A method for producing nanoparticles of barium calcium zirconate titanate (BCTZ), which is a perovskite complex oxide,
A raw material aqueous solution containing only the hydroxides of Ba, Ca, Ti, and Zr is continuously supplied together with water to a flow reactor, and these components are added under hydrothermal conditions including a temperature of 250 ° C. or higher. A synthesis step of continuously obtaining the BCTZ nanoparticles by reacting,
The said manufacturing method characterized by atomic molar ratio: (Ba + Ca) / (Ti + Zr) being larger than 1 in the said raw material aqueous solution. The method according to claim 1 , wherein the synthesis step is performed using supercritical water or subcritical water having a temperature of 374 ° C. or higher and a pressure of 22.1 MPa or higher. The raw material aqueous solution is
Forming each hydroxide of Ti and Zr by hydrolyzing and purifying each salt of Ti and Zr with alkali; and
The method according to claim 2 , which is prepared by combining the first aqueous solution containing the hydroxides of Ti and Zr with the second aqueous solution containing the hydroxides of Ba and Ca. In the step of forming each of the hydroxides of Ti and Zr, after alkaline hydrolysis, by centrifugation of at least 2 times, to claim 3 comprises purifying each of the hydroxides of Ti and Zr The method described. The said synthetic | combination process WHEREIN: Before supplying the said raw material aqueous solution, supplying water to the said flow-type reaction apparatus, and setting the said hydrothermal conditions previously, The any one of Claims 1-4 included. the method of.
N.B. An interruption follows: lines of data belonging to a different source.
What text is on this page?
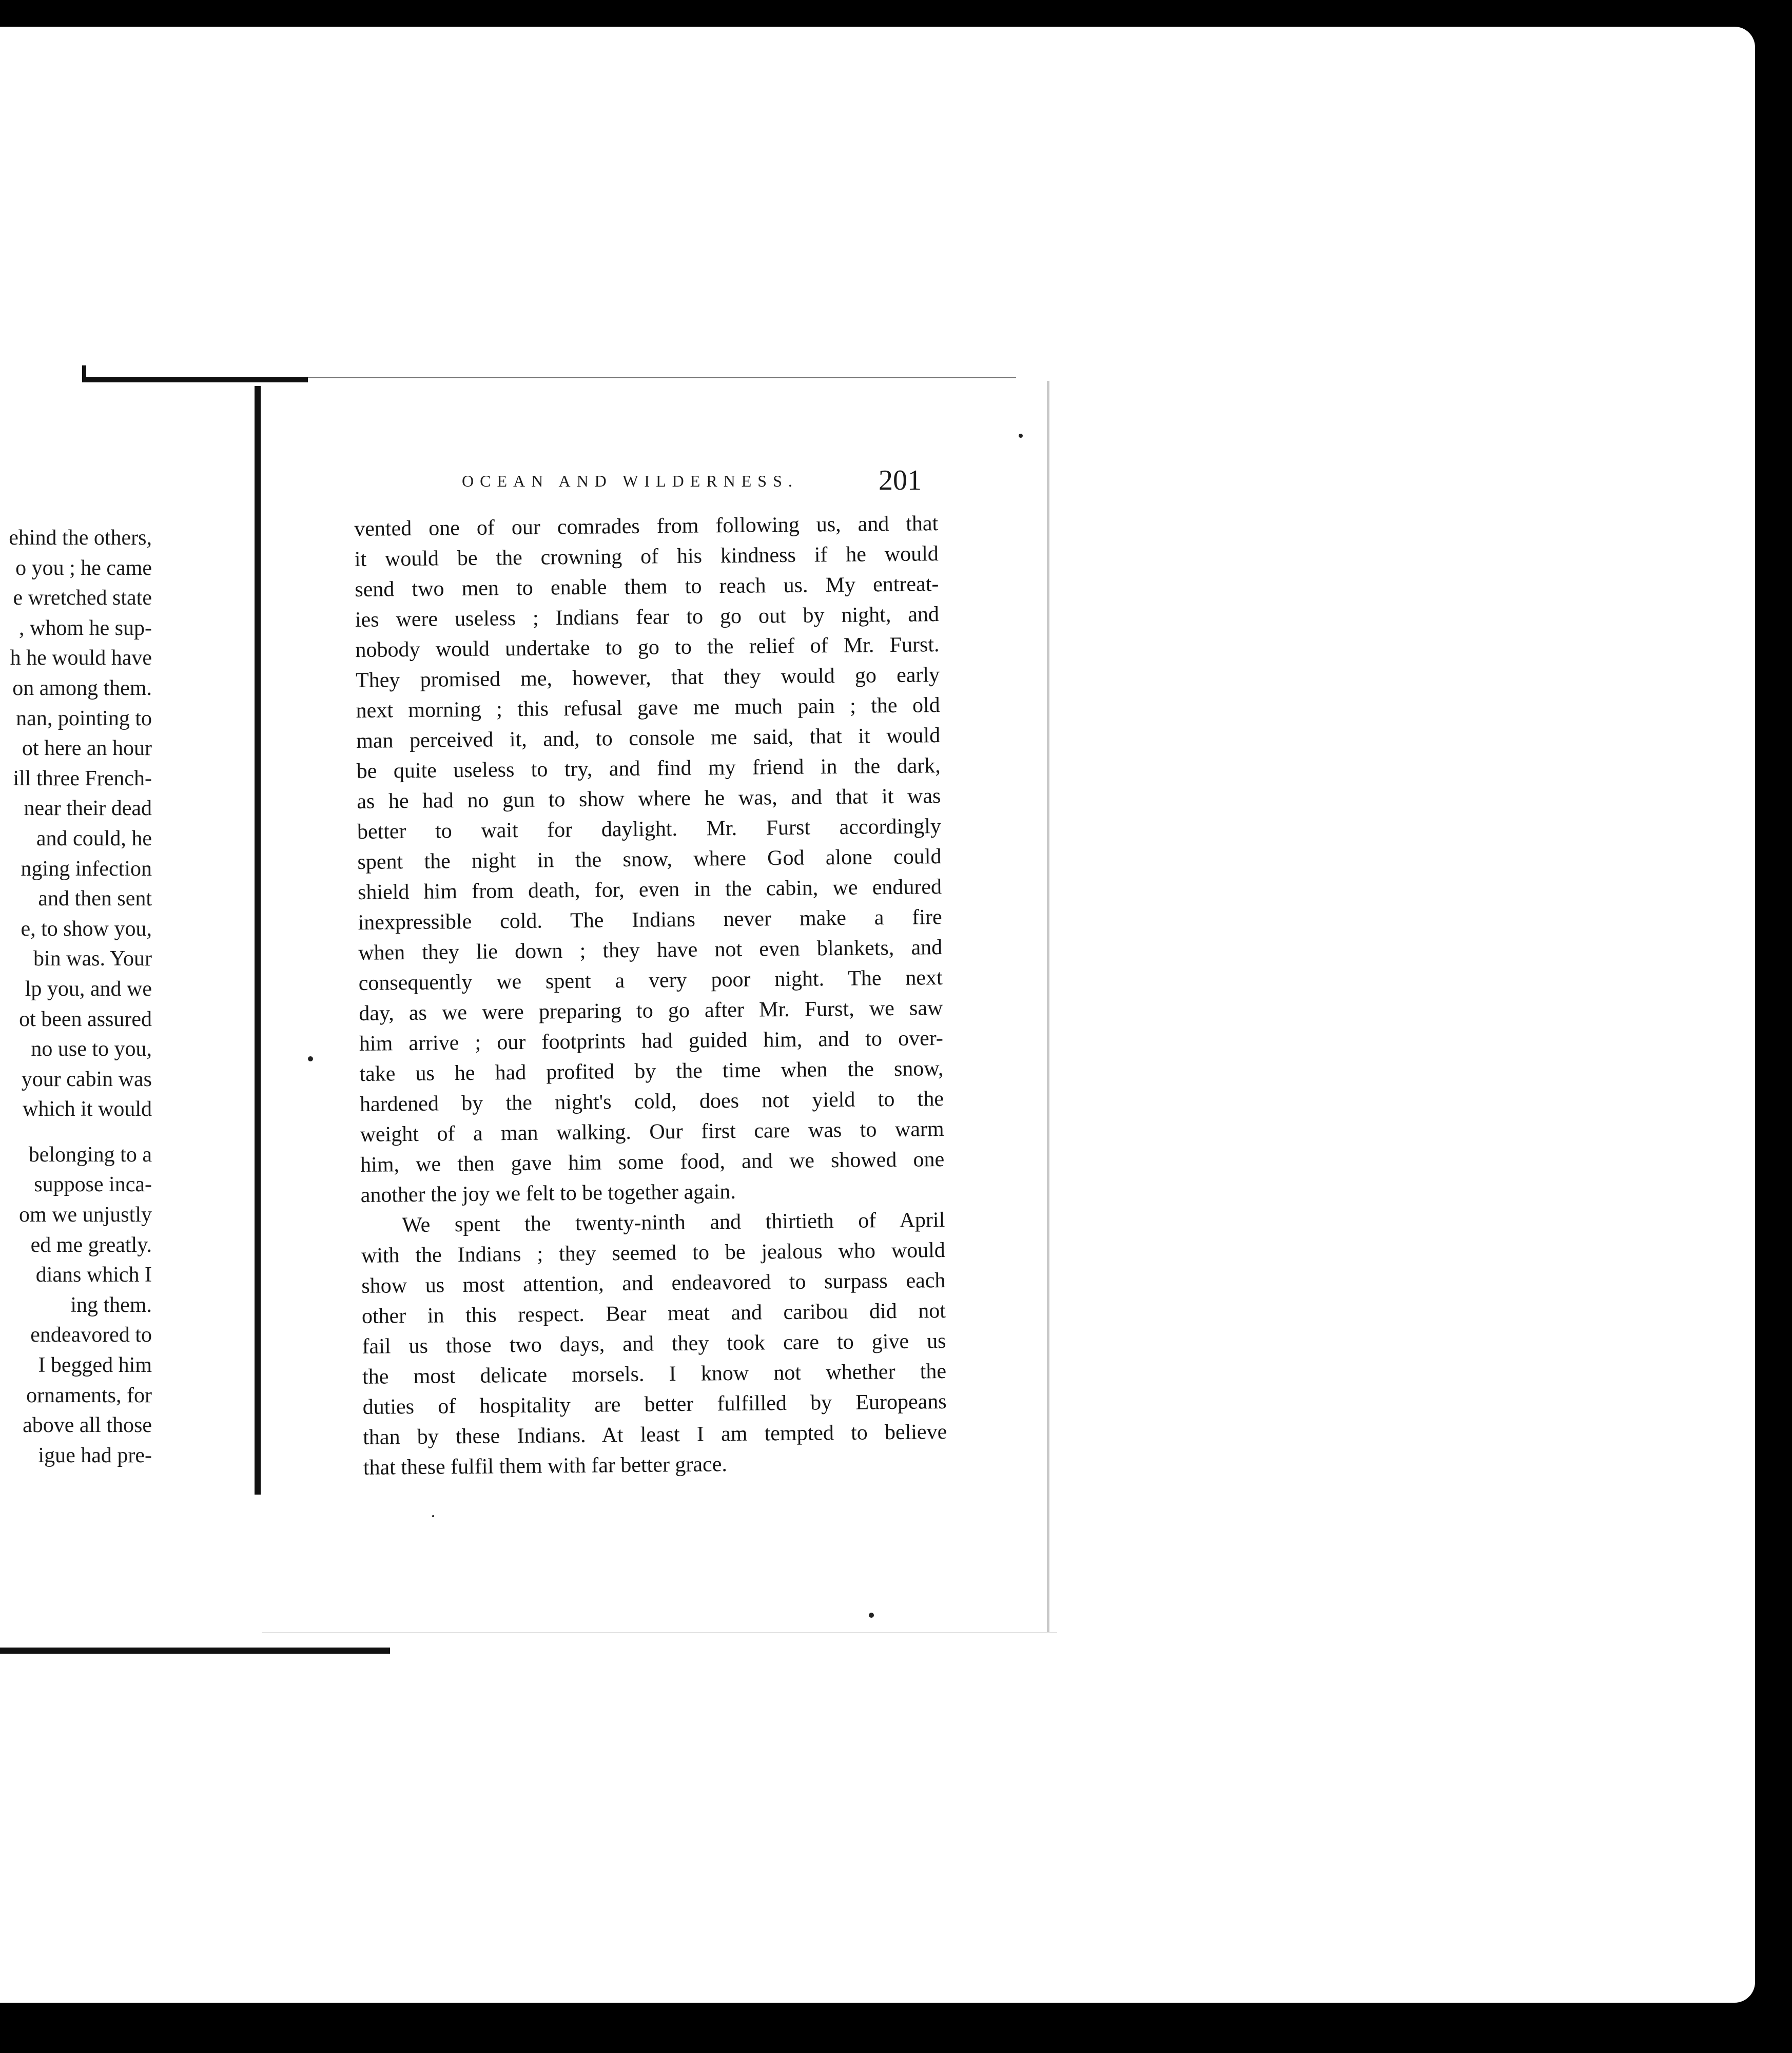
ehind the others,
o you ; he came
e wretched state
, whom he sup-
h he would have
on among them.
nan, pointing to
ot here an hour
ill three French-
near their dead
and could, he
nging infection
and then sent
e, to show you,
bin was. Your
lp you, and we
ot been assured
no use to you,
your cabin was
which it would
belonging to a
suppose inca-
om we unjustly
ed me greatly.
dians which I
ing them.
endeavored to
I begged him
ornaments, for
above all those
igue had pre-
OCEAN AND WILDERNESS.	201
vented one of our comrades from following us, and that
it would be the crowning of his kindness if he would
send two men to enable them to reach us. My entreat-
ies were useless ; Indians fear to go out by night, and
nobody would undertake to go to the relief of Mr. Furst.
They promised me, however, that they would go early
next morning ; this refusal gave me much pain ; the old
man perceived it, and, to console me said, that it would
be quite useless to try, and find my friend in the dark,
as he had no gun to show where he was, and that it was
better to wait for daylight. Mr. Furst accordingly
spent the night in the snow, where God alone could
shield him from death, for, even in the cabin, we endured
inexpressible cold. The Indians never make a fire
when they lie down ; they have not even blankets, and
consequently we spent a very poor night. The next
day, as we were preparing to go after Mr. Furst, we saw
him arrive ; our footprints had guided him, and to over-
take us he had profited by the time when the snow,
hardened by the night's cold, does not yield to the
weight of a man walking. Our first care was to warm
him, we then gave him some food, and we showed one
another the joy we felt to be together again.
We spent the twenty-ninth and thirtieth of April
with the Indians ; they seemed to be jealous who would
show us most attention, and endeavored to surpass each
other in this respect. Bear meat and caribou did not
fail us those two days, and they took care to give us
the most delicate morsels. I know not whether the
duties of hospitality are better fulfilled by Europeans
than by these Indians. At least I am tempted to believe
that these fulfil them with far better grace.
The time required for the sum total of the flow volume of the said raw material aqueous solution and the said water supplied with this in the said synthetic | combination process to distribute | circulate the whole said flow-type reaction apparatus is less than 30 minutes, The any one of Claims 1-5 2. The method according to item 1. The synthesis step is
Distributing water to both the raw material aqueous solution supply system and the water supply system supplied together with the raw aqueous solution;
Next, increasing the pressure in the flow reactor to 22.1 MPa or more,
Increasing the temperature in the flow-type reaction apparatus with increased pressure to 374 ° C. or higher;
After increasing the pressure and temperature in the flow reactor until reaching the predetermined value, stop the flow of water to the supply system of the raw aqueous solution,
The method according to any one of claims 1 to 6 , comprising continuously supplying the raw aqueous solution to the flow reactor. Furthermore, the product solution obtained from the synthesis process continuously collected A method according to any one of claims 1 to 7 including the step of separating the BCTZ nanoparticles from the product solution. The method of claim 8 , wherein the separation is performed by centrifugation.